On connaît peu de choses de la Mongolie, mis à part le personnage légendaire et réel de Genkis Khan - qui d'ailleurs sera plusieurs fois évoqué dans ce roman de Ian Manook. L'ancien chef de guerre pourrait d'ailleurs servir de point de départ à cette chronique tant il est synonyme de mélange de violence aveugle, de mysticisme étranger à notre culture, et d'entrée dans la mondialisation.

Violence aveugle ? Le roman raconte avant tout l'histoire d'un policier blessé par la vie, un policier dont le nom même sert de titre. L'une de ses filles a été tuée par des bandits, l'autre se drogue et est liée à des groupes douteux et, pour parachever le portrait familial, sa femme a sombré dans la folie. Mais jamais l'ensemble, qui chez un auteur lambda deviendrait une masse de clichés pathologiques, ne sombre dans la caricature grâce à un style tendu et nerveux. Le roman s'ouvre sur la découverte du corps d'une petite fille, enterrée sans doute vivante avec son tricycle. Yeruldegger jure alors de lui redonner une sépulture décente avec ses parents disparus et inconnus. Mais, bien sûr l'enquête révélera plus de choses qu'un simple accident de circulation maladroitement et effroyablement dissimulé.
Mysticisme ? Naïvement l'on imagine ces terres lointaines prises entre le chamanisme ancestral et quelques rites bouddhiques - Yeruldelgger a d'ailleurs commencé sa vie avec une initiation bouddhique. Mais à la sauce mongole avec des moines plutôt shaolin, comme dans les films sanglants, et des leçons religieuses qui sont enseignées à base de coups de poing, et qui pour tout baptême, vous précipitent dans une fosse où l'on s'empresse de vous lancer de dangereux serpents.
Entrée dans la mondialisation ? Depuis Gengis Khan, et en se limitant au XXe siècle, la Mongolie a connu le communisme stalinien, les camps, la présence chinoise et l'ouverture capitaliste asiatique. Le pays s'est transformé en une sorte de Far East à deux vitesses : des terres ancestrales, où se côtoient les traditions et des quads (moyens de locomotion de prédilection des nouveaux hell's angels locaux), et des villes proches de celles du tiers-monde avec une population qui s'appauvrit dans de grands ensembles hérités de l'URSS, et une police corrompue qui maintient un semblant d'ordre voulu par les nouveaux maîtres. Ce sont tous ces éléments que décrit Ian Manook avec son personnage central qui doit à la fois enquêter sur cette enfant enterrée vivante et sur la mort atroce de trois Chinois, contremaîtres dans une usine locale.
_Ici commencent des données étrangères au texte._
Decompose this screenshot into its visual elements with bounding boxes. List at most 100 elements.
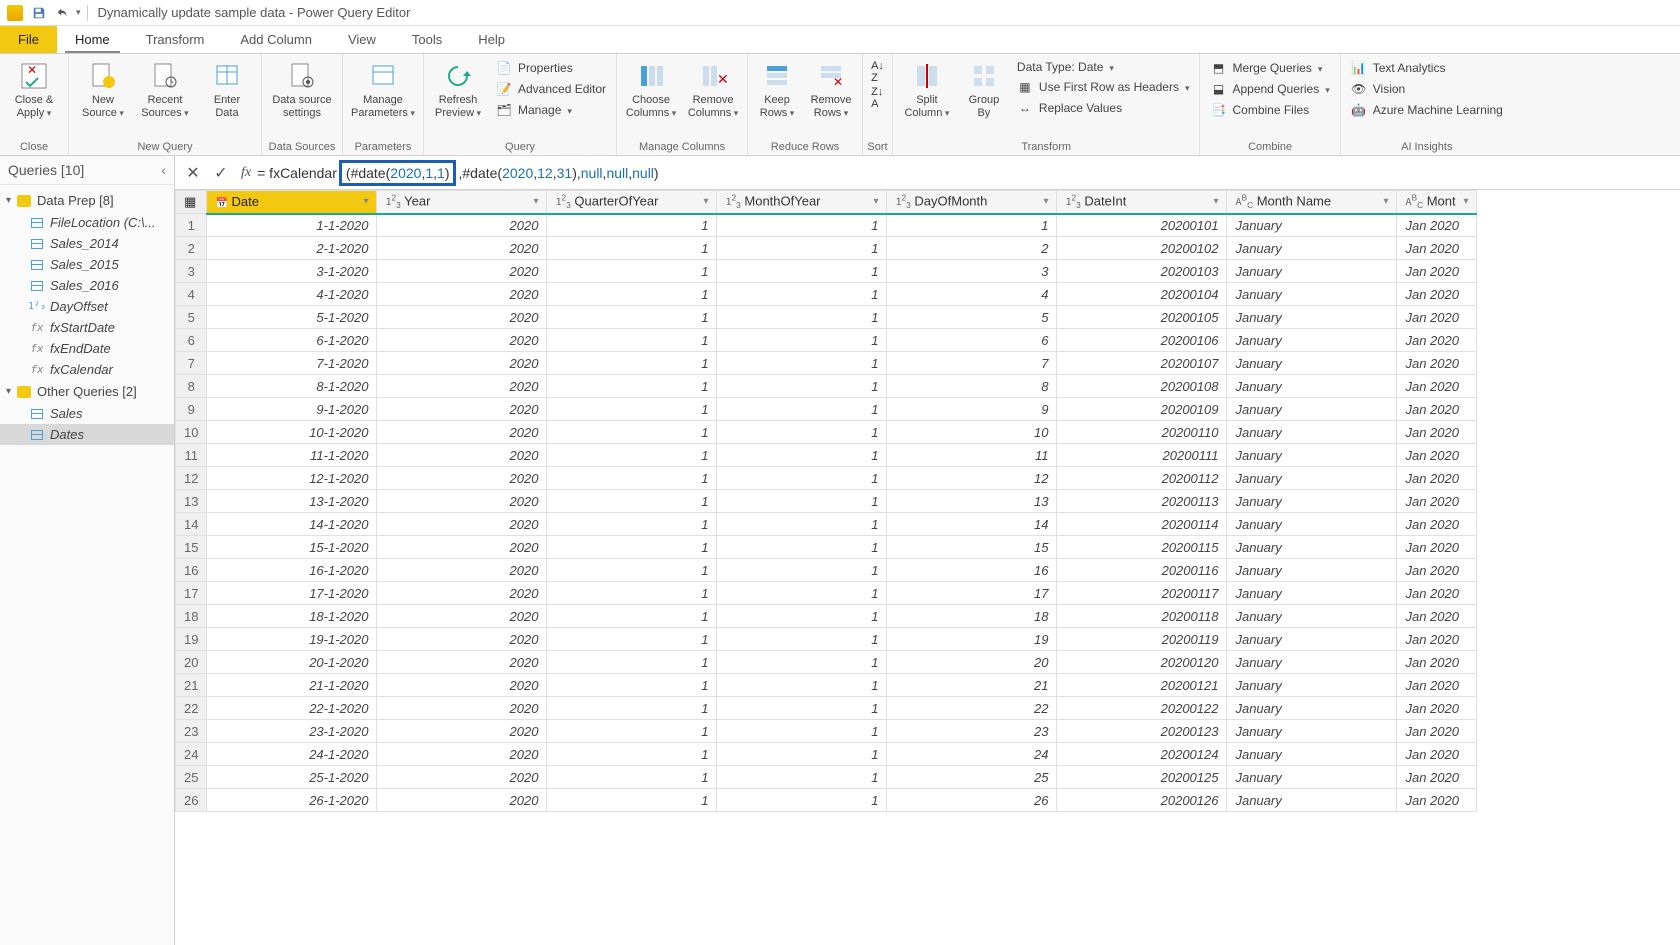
- cell[interactable]: 2020: [377, 720, 547, 743]
- query-item[interactable]: Sales: [0, 403, 174, 424]
- cell[interactable]: 20200109: [1057, 398, 1227, 421]
- cell[interactable]: 20200125: [1057, 766, 1227, 789]
- cell[interactable]: Jan 2020: [1397, 720, 1477, 743]
- cell[interactable]: 1: [547, 444, 717, 467]
- cell[interactable]: 1: [717, 444, 887, 467]
- cell[interactable]: 2020: [377, 329, 547, 352]
- keep-rows-button[interactable]: Keep Rows: [752, 56, 802, 123]
- cell[interactable]: 25: [887, 766, 1057, 789]
- table-row[interactable]: 55-1-2020202011520200105JanuaryJan 2020: [176, 306, 1477, 329]
- cell[interactable]: January: [1227, 329, 1397, 352]
- row-number[interactable]: 12: [176, 467, 207, 490]
- cell[interactable]: 1: [547, 490, 717, 513]
- cell[interactable]: 20200124: [1057, 743, 1227, 766]
- table-row[interactable]: 2020-1-20202020112020200120JanuaryJan 20…: [176, 651, 1477, 674]
- cell[interactable]: Jan 2020: [1397, 375, 1477, 398]
- cell[interactable]: 2020: [377, 651, 547, 674]
- cell[interactable]: 3: [887, 260, 1057, 283]
- cell[interactable]: 2020: [377, 766, 547, 789]
- cell[interactable]: 1: [547, 697, 717, 720]
- cell[interactable]: 13: [887, 490, 1057, 513]
- cell[interactable]: Jan 2020: [1397, 490, 1477, 513]
- cell[interactable]: 18: [887, 605, 1057, 628]
- cell[interactable]: Jan 2020: [1397, 260, 1477, 283]
- cell[interactable]: 14-1-2020: [207, 513, 377, 536]
- tab-add-column[interactable]: Add Column: [222, 26, 330, 53]
- column-header[interactable]: 123 DayOfMonth▾: [887, 191, 1057, 214]
- cell[interactable]: 23: [887, 720, 1057, 743]
- row-number[interactable]: 4: [176, 283, 207, 306]
- close-apply-button[interactable]: ✕ Close & Apply: [4, 56, 64, 123]
- accept-formula-button[interactable]: ✓: [207, 159, 235, 187]
- cell[interactable]: Jan 2020: [1397, 651, 1477, 674]
- cell[interactable]: 1: [547, 398, 717, 421]
- cell[interactable]: 8-1-2020: [207, 375, 377, 398]
- cell[interactable]: 11-1-2020: [207, 444, 377, 467]
- cell[interactable]: 13-1-2020: [207, 490, 377, 513]
- cell[interactable]: 2020: [377, 306, 547, 329]
- cell[interactable]: 20200110: [1057, 421, 1227, 444]
- undo-icon[interactable]: [52, 2, 74, 24]
- cell[interactable]: 23-1-2020: [207, 720, 377, 743]
- cell[interactable]: 1: [717, 306, 887, 329]
- cancel-formula-button[interactable]: ✕: [179, 159, 207, 187]
- table-row[interactable]: 1414-1-20202020111420200114JanuaryJan 20…: [176, 513, 1477, 536]
- table-row[interactable]: 1010-1-20202020111020200110JanuaryJan 20…: [176, 421, 1477, 444]
- cell[interactable]: 1: [887, 214, 1057, 237]
- cell[interactable]: 1: [717, 651, 887, 674]
- cell[interactable]: 22: [887, 697, 1057, 720]
- cell[interactable]: 20200122: [1057, 697, 1227, 720]
- cell[interactable]: 4-1-2020: [207, 283, 377, 306]
- table-row[interactable]: 1717-1-20202020111720200117JanuaryJan 20…: [176, 582, 1477, 605]
- data-source-settings-button[interactable]: Data source settings: [266, 56, 338, 123]
- cell[interactable]: January: [1227, 237, 1397, 260]
- table-row[interactable]: 2424-1-20202020112420200124JanuaryJan 20…: [176, 743, 1477, 766]
- group-by-button[interactable]: Group By: [959, 56, 1009, 123]
- cell[interactable]: 1: [547, 743, 717, 766]
- cell[interactable]: January: [1227, 674, 1397, 697]
- query-item[interactable]: fxfxEndDate: [0, 338, 174, 359]
- cell[interactable]: January: [1227, 444, 1397, 467]
- cell[interactable]: 20200123: [1057, 720, 1227, 743]
- data-grid[interactable]: ▦📅 Date▾123 Year▾123 QuarterOfYear▾123 M…: [175, 190, 1477, 812]
- cell[interactable]: 18-1-2020: [207, 605, 377, 628]
- cell[interactable]: 1: [717, 352, 887, 375]
- cell[interactable]: January: [1227, 306, 1397, 329]
- cell[interactable]: 1: [547, 283, 717, 306]
- cell[interactable]: January: [1227, 467, 1397, 490]
- cell[interactable]: 20200119: [1057, 628, 1227, 651]
- cell[interactable]: 2020: [377, 398, 547, 421]
- cell[interactable]: 20200113: [1057, 490, 1227, 513]
- cell[interactable]: 20200116: [1057, 559, 1227, 582]
- cell[interactable]: 16-1-2020: [207, 559, 377, 582]
- cell[interactable]: Jan 2020: [1397, 513, 1477, 536]
- cell[interactable]: 5-1-2020: [207, 306, 377, 329]
- cell[interactable]: 2020: [377, 444, 547, 467]
- query-item[interactable]: Sales_2015: [0, 254, 174, 275]
- new-source-button[interactable]: New Source: [73, 56, 133, 123]
- cell[interactable]: 1: [547, 536, 717, 559]
- cell[interactable]: 2020: [377, 513, 547, 536]
- cell[interactable]: 1: [547, 628, 717, 651]
- row-number[interactable]: 10: [176, 421, 207, 444]
- cell[interactable]: 1: [547, 789, 717, 812]
- cell[interactable]: 20200111: [1057, 444, 1227, 467]
- cell[interactable]: January: [1227, 513, 1397, 536]
- cell[interactable]: 5: [887, 306, 1057, 329]
- query-group-data-prep[interactable]: ▾ Data Prep [8]: [0, 189, 174, 212]
- cell[interactable]: January: [1227, 536, 1397, 559]
- cell[interactable]: 1: [717, 582, 887, 605]
- cell[interactable]: 1: [717, 697, 887, 720]
- cell[interactable]: 12: [887, 467, 1057, 490]
- column-header[interactable]: ABC Month Name▾: [1227, 191, 1397, 214]
- cell[interactable]: 2: [887, 237, 1057, 260]
- query-item[interactable]: Dates: [0, 424, 174, 445]
- cell[interactable]: 2020: [377, 743, 547, 766]
- cell[interactable]: 14: [887, 513, 1057, 536]
- row-number[interactable]: 6: [176, 329, 207, 352]
- row-number[interactable]: 3: [176, 260, 207, 283]
- cell[interactable]: 24: [887, 743, 1057, 766]
- cell[interactable]: 26: [887, 789, 1057, 812]
- cell[interactable]: 1: [717, 237, 887, 260]
- filter-dropdown-icon[interactable]: ▾: [533, 196, 538, 207]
Servi par le décor des steppes, Yeruldegger est un roman ample et varié qui allie description fine de la jungle urbaine (avec des nazis locaux, des magouilles policières, des gens que l'on tue à l'étouffée, en les attachant nus sur les tuyaux de chauffage urbain), longues promenades racontées avec justesse dans les steppes où les villageois vivent - mal - des exactions de touristes violents, descriptions des coutumes et des mœurs locales par l'entremise d'un policier qui, malgré sa vie, veut conserver les traditions (le passage de la recette de cuisine à base de marmottes où les personnages retrouvent des souvenirs d'enfance en goûtant le plat cuit à l'antique est littéralement savoureux). Tout un monde qui vit sous nos yeux, sans exotisme facile, entre les ténèbres des grands passages du roman noir et des envolées lyriques, écologiques et mystiques fascinantes sur un monde ancien qui ne veut pas mourir (la rencontre avec une ourse, une course à cheval dans la steppe). Ce roman est annoncé comme le premier volet d'une trilogie. Sa suite va être attendue de pied ferme !

Récompenses :
Prix SNCF du polar/Roman 2014
Grand Prix des Lectrices de "Elle" Policier 2014

Nominations :
Mille et une feuilles noires 2014
Prix Polar Michel Lebrun
Prix Polar Michel Lebrun 2014
Prix Mystère de la Critique 2014
Grand prix de la littérature policière - roman français 2014

Citation

Huit siècles plus tard, on ne se souvient encore de nous que par la terreur et la destruction que nous avons imposées à des cultures qui nous étaient supérieures. Nous n'avons vaincu que parce que notre bestialité dépassait leur entendement éclairé.